Günümüz Hindistan kapitalizmi geçmiştekinden farklı. Bağımsızlığı takip eden on yıllar boyunca, Hindistan ekonomisini liberalleştirip şirketler sermaye artırmak ya da faaliyetlerini genişletmek için devlet iznine ihtiyaç duyduğunda, Hintli işletmeler bir yandan rekabet ederken bir yandan da karmaşık bir Bizans bürokrasisinde nasıl ustalaşacaklarını çözmeye çalıştılar. O dönemde özel işletmeler üzerinde katı sınırlamalar vardı: örneğin işçi çıkarıp çıkaramayacakları ya da hangi sektörlere yatırım yapabilecekleri gibi. Ancak 1991’de dönemin Hindistan Başbakanı P.V. Narasimha Rao ve dönemin Maliye Bakanı Manmohan Singh, Hintli işletmelerin kaslarını esnetmeye başlamasına olanak tanıyan ekonomik reformları başlattı.
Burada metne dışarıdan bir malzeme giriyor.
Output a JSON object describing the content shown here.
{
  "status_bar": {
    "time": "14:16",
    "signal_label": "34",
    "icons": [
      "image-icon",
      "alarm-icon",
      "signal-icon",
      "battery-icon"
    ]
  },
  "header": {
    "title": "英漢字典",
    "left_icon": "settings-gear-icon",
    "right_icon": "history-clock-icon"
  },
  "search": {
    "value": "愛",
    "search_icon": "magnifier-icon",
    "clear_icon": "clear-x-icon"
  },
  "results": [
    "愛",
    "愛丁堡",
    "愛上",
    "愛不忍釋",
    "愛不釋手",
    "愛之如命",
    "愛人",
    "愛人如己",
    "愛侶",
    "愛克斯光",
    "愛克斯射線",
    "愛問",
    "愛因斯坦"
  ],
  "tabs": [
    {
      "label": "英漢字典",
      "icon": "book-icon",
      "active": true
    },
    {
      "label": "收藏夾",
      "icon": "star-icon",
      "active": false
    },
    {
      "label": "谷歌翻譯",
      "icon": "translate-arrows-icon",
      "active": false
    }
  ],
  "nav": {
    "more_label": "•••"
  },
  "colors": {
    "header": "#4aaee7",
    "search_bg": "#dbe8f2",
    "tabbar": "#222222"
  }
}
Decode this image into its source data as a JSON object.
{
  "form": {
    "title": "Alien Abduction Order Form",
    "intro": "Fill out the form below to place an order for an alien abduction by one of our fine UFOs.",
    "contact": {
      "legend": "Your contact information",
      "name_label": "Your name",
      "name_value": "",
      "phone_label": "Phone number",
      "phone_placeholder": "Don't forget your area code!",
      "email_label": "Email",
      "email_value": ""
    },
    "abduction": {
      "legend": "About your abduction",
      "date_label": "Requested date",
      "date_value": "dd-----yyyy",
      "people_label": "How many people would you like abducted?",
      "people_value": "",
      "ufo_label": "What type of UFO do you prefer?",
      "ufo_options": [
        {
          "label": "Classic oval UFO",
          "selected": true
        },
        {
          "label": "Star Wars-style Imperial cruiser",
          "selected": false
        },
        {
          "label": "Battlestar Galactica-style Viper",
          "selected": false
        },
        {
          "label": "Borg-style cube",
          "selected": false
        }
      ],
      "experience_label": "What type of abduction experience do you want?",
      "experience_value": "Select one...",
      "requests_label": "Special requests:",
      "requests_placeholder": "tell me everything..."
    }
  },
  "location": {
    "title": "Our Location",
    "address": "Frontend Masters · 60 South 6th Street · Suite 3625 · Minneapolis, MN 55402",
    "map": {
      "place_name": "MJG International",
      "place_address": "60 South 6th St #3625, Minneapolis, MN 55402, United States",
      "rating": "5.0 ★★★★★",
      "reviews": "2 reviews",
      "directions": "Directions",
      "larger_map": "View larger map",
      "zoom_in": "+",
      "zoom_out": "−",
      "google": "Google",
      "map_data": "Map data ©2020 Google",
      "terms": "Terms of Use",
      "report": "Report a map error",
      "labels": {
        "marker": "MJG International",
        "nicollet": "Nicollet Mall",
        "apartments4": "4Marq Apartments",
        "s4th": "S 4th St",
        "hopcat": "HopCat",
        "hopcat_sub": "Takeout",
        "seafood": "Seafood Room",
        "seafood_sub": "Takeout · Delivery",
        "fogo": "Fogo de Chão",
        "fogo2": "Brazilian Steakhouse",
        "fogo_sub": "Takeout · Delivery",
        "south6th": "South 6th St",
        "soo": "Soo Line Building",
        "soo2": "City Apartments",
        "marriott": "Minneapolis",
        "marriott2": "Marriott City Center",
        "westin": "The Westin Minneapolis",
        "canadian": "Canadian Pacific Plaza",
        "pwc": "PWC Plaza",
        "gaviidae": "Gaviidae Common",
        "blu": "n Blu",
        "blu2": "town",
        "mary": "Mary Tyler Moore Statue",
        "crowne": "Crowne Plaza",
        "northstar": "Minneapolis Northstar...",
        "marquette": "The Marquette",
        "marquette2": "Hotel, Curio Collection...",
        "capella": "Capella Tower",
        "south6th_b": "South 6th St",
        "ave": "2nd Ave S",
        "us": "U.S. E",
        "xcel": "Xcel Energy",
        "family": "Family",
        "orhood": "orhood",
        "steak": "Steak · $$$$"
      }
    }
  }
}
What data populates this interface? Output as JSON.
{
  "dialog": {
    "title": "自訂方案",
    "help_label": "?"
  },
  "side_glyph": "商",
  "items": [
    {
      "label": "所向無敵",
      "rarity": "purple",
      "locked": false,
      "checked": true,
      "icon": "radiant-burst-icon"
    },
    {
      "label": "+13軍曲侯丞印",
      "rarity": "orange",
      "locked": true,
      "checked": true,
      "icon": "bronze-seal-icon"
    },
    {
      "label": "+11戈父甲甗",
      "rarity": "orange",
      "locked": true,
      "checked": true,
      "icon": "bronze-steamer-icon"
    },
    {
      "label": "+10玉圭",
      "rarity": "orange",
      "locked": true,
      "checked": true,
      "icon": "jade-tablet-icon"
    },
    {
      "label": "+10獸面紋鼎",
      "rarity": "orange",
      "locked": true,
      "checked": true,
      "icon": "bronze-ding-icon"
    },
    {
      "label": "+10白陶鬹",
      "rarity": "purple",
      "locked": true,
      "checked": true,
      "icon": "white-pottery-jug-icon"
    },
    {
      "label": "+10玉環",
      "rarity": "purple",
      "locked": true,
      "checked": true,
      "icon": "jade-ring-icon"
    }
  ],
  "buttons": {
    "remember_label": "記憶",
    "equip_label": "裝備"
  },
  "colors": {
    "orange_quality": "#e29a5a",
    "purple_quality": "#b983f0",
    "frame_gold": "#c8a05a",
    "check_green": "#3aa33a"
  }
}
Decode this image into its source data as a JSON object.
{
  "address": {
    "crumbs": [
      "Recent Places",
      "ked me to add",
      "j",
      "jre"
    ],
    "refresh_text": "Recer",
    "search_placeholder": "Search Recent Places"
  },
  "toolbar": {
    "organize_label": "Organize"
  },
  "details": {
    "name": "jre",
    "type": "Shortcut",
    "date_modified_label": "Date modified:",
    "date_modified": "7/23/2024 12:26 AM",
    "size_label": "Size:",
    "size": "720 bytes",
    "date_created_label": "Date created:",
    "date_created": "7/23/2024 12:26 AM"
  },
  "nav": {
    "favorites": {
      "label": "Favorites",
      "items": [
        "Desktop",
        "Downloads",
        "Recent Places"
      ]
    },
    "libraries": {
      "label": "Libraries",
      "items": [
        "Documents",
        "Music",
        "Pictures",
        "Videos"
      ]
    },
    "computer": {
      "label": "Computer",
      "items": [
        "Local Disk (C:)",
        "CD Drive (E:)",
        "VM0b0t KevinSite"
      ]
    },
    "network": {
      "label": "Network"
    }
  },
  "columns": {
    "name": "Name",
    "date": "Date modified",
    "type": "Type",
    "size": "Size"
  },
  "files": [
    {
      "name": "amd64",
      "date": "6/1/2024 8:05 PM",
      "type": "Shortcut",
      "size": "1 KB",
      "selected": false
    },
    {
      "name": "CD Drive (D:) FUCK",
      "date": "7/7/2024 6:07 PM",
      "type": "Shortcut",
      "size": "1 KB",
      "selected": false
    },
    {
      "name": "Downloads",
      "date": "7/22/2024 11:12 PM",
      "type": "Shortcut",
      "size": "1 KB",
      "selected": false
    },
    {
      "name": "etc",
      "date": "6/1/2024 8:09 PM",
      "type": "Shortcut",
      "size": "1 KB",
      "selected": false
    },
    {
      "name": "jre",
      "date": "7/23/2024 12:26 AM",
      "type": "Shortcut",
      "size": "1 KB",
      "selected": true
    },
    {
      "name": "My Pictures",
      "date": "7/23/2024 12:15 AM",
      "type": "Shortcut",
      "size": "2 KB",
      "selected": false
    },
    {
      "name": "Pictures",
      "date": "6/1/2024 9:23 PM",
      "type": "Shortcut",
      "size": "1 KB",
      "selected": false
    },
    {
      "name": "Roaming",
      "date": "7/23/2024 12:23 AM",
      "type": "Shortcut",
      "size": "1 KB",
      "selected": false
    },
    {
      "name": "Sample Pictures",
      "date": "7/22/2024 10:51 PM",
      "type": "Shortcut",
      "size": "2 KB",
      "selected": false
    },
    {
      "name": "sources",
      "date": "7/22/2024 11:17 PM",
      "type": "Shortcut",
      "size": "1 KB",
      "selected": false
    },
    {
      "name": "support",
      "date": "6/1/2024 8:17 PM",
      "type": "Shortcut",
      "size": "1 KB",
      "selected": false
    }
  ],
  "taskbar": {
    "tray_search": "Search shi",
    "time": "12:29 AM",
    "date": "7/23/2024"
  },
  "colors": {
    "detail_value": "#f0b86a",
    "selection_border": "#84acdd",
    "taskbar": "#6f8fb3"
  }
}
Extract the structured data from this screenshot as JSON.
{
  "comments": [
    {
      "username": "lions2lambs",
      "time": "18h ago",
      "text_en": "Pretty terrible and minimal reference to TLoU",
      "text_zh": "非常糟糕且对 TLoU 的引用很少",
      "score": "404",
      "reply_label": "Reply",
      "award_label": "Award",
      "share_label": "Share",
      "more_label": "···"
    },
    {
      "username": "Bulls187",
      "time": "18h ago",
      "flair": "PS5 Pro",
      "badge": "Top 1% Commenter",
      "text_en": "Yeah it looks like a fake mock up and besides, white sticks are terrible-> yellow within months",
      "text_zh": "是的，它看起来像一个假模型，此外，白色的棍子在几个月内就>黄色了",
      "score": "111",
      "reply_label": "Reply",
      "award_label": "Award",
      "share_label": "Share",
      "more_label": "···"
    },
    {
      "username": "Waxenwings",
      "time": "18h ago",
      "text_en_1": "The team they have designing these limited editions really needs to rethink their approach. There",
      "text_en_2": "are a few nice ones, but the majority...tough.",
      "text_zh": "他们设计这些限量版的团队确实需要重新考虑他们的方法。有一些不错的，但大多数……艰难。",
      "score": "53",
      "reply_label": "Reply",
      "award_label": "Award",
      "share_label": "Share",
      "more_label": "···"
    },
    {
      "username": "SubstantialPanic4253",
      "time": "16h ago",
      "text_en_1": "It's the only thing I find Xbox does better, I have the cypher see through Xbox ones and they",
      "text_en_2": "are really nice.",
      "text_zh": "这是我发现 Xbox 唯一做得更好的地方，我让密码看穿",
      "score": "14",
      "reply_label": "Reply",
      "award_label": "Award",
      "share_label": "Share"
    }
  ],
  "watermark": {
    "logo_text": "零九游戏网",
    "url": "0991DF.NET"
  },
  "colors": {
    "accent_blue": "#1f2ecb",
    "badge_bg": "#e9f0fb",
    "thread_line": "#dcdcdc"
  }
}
Eğer eski Gujarat modeli, işletmeleri hükümetin duyargalarından uzak tutarak başarılı olmalarını sağladıysa, Modi ve Adani tarafından benimsenen versiyon artık devlet ve özel sektör arasındaki çizgileri bulanıklaştırıyor. Bir hesaba göre Adani Grup, Mundra Limanı ve özel ekonomik bölgesini geliştirmek için metrekare başına 1 ila 32 rupi arasında ödeme yaptı ve bu rakam diğer şirketlerin benzer işlemler için ödediklerinden büyük ölçüde düşüktü. Modi’nin 2014’te başbakan olmasından dört yıl sonra Hindistan, daha önce deneyimi olmayan bir şirketin havalimanları için teklif vermesine izin verecek şekilde mevzuatı değiştirdi ve Adani altı havalimanına sahip oldu. Hindistan daha sonra yürürlükten kaldırılan piyasa odaklı tarım reformlarını uygulamaya koyma planlarını açıkladığında Adani tahıl silolarına yatırım yaptı.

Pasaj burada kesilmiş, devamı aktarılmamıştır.